Neither Turkish prosecutors nor the authors of an intelligence report for the US Government are in any doubt that Khashoggi’s killing was the work of the Saudi regime in Riyadh. During the 2019 campaign for the Democratic Party presidential nomination – in which Biden was up against resurgent socialist candidate Bernie Sanders – Biden sought to ­establish his progressive credentials by promising to ostracise Saudi Arabia.

Biden would, he told the American people, “make [the Saudi regime] pay the price” for Khashoggi’s murder, “and make them, in fact, the pariah that they are”. However, there’s many a slip ­betwixt a presidential hustings and the petrol pump.

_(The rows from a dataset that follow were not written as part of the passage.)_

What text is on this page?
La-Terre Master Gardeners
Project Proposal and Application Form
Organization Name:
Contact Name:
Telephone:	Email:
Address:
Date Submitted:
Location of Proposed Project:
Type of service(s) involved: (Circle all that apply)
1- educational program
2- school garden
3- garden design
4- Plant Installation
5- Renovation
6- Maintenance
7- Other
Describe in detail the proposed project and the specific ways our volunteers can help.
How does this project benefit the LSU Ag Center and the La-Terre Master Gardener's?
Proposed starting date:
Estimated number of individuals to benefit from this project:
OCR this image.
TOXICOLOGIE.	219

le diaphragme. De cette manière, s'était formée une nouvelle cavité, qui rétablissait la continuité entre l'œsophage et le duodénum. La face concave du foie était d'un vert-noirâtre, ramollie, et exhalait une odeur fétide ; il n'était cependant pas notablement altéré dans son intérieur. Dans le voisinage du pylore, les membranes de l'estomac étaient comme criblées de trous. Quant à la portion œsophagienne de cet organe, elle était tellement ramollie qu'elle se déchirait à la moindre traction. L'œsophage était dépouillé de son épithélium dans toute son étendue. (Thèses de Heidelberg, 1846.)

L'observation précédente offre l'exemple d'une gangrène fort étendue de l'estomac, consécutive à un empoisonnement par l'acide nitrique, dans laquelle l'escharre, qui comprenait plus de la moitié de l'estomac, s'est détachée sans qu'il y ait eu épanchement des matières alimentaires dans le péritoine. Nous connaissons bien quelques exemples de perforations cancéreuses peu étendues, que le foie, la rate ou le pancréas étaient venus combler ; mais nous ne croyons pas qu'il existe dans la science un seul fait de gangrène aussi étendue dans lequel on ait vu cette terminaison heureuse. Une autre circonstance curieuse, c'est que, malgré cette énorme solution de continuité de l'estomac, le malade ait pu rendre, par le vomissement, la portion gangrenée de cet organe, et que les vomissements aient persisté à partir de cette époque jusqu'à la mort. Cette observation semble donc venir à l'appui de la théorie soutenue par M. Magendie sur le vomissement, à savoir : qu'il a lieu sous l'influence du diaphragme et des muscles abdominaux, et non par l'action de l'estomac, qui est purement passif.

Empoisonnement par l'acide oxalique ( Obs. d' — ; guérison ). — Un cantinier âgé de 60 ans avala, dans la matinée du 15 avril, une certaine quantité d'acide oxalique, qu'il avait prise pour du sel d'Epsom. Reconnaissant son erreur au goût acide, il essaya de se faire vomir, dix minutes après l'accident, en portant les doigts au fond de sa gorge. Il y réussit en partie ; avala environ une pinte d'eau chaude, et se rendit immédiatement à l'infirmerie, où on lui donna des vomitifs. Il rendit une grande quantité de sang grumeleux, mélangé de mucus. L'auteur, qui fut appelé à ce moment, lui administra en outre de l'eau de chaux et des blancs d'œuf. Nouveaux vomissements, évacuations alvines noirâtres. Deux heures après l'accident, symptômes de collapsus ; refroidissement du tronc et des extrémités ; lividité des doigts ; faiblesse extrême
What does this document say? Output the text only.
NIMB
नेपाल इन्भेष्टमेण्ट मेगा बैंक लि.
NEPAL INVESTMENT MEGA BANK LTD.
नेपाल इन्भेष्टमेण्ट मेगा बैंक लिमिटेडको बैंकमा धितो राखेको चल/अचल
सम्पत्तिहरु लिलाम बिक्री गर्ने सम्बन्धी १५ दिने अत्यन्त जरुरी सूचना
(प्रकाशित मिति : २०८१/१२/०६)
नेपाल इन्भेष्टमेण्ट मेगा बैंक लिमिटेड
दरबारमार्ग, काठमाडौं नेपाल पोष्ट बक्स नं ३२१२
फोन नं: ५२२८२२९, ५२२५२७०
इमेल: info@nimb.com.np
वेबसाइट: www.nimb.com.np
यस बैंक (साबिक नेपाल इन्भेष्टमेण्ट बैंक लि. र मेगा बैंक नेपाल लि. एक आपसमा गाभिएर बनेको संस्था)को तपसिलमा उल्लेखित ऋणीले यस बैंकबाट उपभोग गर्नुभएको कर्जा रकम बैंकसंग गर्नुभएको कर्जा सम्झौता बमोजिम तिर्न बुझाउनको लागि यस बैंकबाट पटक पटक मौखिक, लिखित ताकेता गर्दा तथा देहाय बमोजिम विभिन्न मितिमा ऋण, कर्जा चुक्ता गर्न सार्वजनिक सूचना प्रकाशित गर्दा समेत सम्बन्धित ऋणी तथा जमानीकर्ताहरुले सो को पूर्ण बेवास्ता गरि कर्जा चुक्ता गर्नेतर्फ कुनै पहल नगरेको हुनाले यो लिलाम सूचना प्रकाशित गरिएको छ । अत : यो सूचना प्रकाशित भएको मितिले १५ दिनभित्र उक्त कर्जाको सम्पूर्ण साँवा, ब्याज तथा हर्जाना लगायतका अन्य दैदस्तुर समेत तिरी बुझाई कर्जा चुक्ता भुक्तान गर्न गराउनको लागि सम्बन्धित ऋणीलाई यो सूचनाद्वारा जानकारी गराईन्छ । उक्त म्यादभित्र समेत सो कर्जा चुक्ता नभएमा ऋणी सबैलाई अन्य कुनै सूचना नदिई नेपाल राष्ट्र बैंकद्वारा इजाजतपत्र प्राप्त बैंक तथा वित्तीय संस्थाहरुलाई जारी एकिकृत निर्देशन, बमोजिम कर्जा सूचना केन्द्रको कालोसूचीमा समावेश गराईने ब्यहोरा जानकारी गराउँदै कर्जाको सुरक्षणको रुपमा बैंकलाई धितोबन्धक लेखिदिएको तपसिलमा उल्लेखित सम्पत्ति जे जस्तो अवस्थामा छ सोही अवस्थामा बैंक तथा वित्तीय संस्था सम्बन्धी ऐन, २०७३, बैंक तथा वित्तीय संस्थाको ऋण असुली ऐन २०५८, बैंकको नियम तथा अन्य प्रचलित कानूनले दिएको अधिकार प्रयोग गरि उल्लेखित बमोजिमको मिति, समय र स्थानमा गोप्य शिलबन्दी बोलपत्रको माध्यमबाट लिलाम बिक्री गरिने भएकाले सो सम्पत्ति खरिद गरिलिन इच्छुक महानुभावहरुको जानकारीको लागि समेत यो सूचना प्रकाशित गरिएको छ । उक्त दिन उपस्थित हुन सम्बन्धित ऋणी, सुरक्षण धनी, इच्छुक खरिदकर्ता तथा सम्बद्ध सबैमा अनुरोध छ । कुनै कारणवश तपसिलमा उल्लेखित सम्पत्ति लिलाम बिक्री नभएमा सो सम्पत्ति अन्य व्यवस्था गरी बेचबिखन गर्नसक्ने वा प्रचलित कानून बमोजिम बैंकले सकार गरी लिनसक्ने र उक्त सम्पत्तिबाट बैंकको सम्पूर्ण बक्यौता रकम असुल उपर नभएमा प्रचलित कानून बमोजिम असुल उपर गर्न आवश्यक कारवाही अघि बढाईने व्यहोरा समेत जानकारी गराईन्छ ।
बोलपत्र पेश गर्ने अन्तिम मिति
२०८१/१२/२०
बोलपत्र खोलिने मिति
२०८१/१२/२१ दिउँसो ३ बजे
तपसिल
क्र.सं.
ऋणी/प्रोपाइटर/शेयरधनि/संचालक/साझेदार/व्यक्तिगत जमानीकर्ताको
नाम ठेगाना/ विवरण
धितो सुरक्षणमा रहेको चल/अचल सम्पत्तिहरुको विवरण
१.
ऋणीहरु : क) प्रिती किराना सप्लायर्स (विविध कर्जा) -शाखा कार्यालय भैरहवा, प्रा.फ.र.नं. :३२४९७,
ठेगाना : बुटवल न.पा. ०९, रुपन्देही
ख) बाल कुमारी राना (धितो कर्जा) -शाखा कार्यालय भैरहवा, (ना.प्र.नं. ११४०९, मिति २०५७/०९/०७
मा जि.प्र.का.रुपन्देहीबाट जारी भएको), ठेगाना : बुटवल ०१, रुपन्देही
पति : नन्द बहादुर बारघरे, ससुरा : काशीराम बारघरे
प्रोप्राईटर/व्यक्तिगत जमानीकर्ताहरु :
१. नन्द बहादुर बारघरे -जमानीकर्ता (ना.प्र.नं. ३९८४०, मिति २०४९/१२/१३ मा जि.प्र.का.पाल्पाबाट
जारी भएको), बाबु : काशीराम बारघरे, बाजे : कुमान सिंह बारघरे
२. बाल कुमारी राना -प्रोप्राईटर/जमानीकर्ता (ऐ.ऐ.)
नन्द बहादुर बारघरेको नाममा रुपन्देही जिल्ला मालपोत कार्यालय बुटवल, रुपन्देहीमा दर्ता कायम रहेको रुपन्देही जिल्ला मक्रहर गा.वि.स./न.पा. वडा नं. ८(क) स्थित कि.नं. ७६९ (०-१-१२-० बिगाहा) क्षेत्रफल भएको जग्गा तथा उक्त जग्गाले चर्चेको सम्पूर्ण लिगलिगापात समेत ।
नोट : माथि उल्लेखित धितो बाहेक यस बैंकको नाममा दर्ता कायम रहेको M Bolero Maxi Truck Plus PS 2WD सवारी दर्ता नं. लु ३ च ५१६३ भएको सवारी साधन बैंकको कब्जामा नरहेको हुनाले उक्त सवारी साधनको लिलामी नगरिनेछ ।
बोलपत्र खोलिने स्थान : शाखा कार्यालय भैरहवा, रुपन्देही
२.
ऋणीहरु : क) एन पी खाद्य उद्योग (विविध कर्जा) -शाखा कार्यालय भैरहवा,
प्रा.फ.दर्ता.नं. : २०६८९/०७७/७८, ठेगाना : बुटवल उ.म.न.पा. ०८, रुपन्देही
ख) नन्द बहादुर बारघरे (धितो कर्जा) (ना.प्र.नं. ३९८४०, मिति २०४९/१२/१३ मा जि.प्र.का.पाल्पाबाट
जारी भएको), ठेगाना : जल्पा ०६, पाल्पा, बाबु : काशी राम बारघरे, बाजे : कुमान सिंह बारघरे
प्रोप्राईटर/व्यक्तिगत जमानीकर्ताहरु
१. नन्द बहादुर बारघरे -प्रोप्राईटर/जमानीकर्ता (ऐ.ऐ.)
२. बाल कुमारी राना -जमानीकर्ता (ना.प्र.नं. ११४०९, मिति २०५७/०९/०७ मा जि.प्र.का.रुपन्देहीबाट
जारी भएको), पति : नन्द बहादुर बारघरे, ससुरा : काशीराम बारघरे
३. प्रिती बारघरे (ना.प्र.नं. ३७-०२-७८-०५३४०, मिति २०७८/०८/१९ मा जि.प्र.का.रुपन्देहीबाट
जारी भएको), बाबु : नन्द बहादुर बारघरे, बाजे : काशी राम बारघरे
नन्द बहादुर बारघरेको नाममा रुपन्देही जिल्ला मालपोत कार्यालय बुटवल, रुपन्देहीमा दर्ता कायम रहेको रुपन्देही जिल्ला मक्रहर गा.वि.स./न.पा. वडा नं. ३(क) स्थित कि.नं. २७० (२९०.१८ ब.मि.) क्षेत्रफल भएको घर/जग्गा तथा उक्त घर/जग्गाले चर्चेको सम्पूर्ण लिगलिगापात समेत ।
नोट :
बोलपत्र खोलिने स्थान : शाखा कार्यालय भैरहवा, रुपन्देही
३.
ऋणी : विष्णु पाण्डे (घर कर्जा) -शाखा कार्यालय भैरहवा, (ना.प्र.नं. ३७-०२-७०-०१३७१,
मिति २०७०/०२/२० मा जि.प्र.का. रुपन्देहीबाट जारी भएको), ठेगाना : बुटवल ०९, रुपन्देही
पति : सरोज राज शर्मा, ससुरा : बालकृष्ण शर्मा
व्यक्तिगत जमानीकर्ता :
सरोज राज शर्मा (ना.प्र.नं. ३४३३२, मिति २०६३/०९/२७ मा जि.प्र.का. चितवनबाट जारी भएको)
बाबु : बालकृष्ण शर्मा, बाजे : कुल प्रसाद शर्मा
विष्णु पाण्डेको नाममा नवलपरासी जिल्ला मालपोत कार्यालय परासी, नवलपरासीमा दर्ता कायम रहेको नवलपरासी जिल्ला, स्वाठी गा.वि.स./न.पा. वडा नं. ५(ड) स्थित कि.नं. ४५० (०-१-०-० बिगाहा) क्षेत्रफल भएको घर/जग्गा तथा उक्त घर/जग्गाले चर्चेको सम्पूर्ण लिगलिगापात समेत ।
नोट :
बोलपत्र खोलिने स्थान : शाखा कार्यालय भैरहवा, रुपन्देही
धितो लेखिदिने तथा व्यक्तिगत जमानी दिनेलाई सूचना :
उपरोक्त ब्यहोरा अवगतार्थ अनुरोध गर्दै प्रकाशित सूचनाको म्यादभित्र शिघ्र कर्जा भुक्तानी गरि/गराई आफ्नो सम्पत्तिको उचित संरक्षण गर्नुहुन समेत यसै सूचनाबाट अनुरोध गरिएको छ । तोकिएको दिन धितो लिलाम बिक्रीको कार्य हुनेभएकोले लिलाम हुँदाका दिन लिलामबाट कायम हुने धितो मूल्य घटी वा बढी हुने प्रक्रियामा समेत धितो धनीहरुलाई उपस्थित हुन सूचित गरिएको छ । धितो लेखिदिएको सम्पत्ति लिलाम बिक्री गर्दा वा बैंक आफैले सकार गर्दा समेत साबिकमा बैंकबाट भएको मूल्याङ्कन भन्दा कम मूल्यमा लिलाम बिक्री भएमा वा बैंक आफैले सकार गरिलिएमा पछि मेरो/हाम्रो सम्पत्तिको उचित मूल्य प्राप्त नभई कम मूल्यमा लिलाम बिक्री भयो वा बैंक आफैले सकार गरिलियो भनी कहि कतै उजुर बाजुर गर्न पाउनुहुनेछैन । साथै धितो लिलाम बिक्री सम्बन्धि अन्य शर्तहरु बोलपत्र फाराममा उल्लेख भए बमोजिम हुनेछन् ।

The National: Stephen Colbert to host Emmy Awards

US television host Stephen Colbert (above) got to the heart of the matter when he said that “the crown prince is, infamously – and I’m putting it delicately here – a ­murderer. But, on the other hand, gas is five bucks a gallon”. With the cost of living crisis threatening to contribute to a poor ­showing for the Democrats in the midterm elections in November, Biden is trying to persuade the Saudis to increase oil production.

In truth, it was Biden’s spasm of conscience back in 2019, rather than his meeting with MBS, that was the aberration. US administrations of both parties have long cultivated the alliance between Washington and Riyadh.

The appalling human rights record of the Saudi regime – a brutal, misogynistic theocracy founded on the fundamentalist interpretation of Sunni Islam known as Wahhabism – has carried far less weight with the US than has its role as a major oil producer. Equally, human rights have come a poor second to Saudi Arabia’s geopolitical role as an opponent of the Shia Muslim regime in Iran.

From the continued oppression of the Palestinians by Israel to the heartbreaking, eight-year war in Yemen (where the Saudis are in conflict with Iranian-backed Houthi forces), Biden’s visit to the Middle East signalled no change whatsoever. Like the Obama administration in which he served as vice-president, the Biden presidency has shattered the hopes of ­millions that it might, finally, bring about an ethical foreign policy in Washington DC.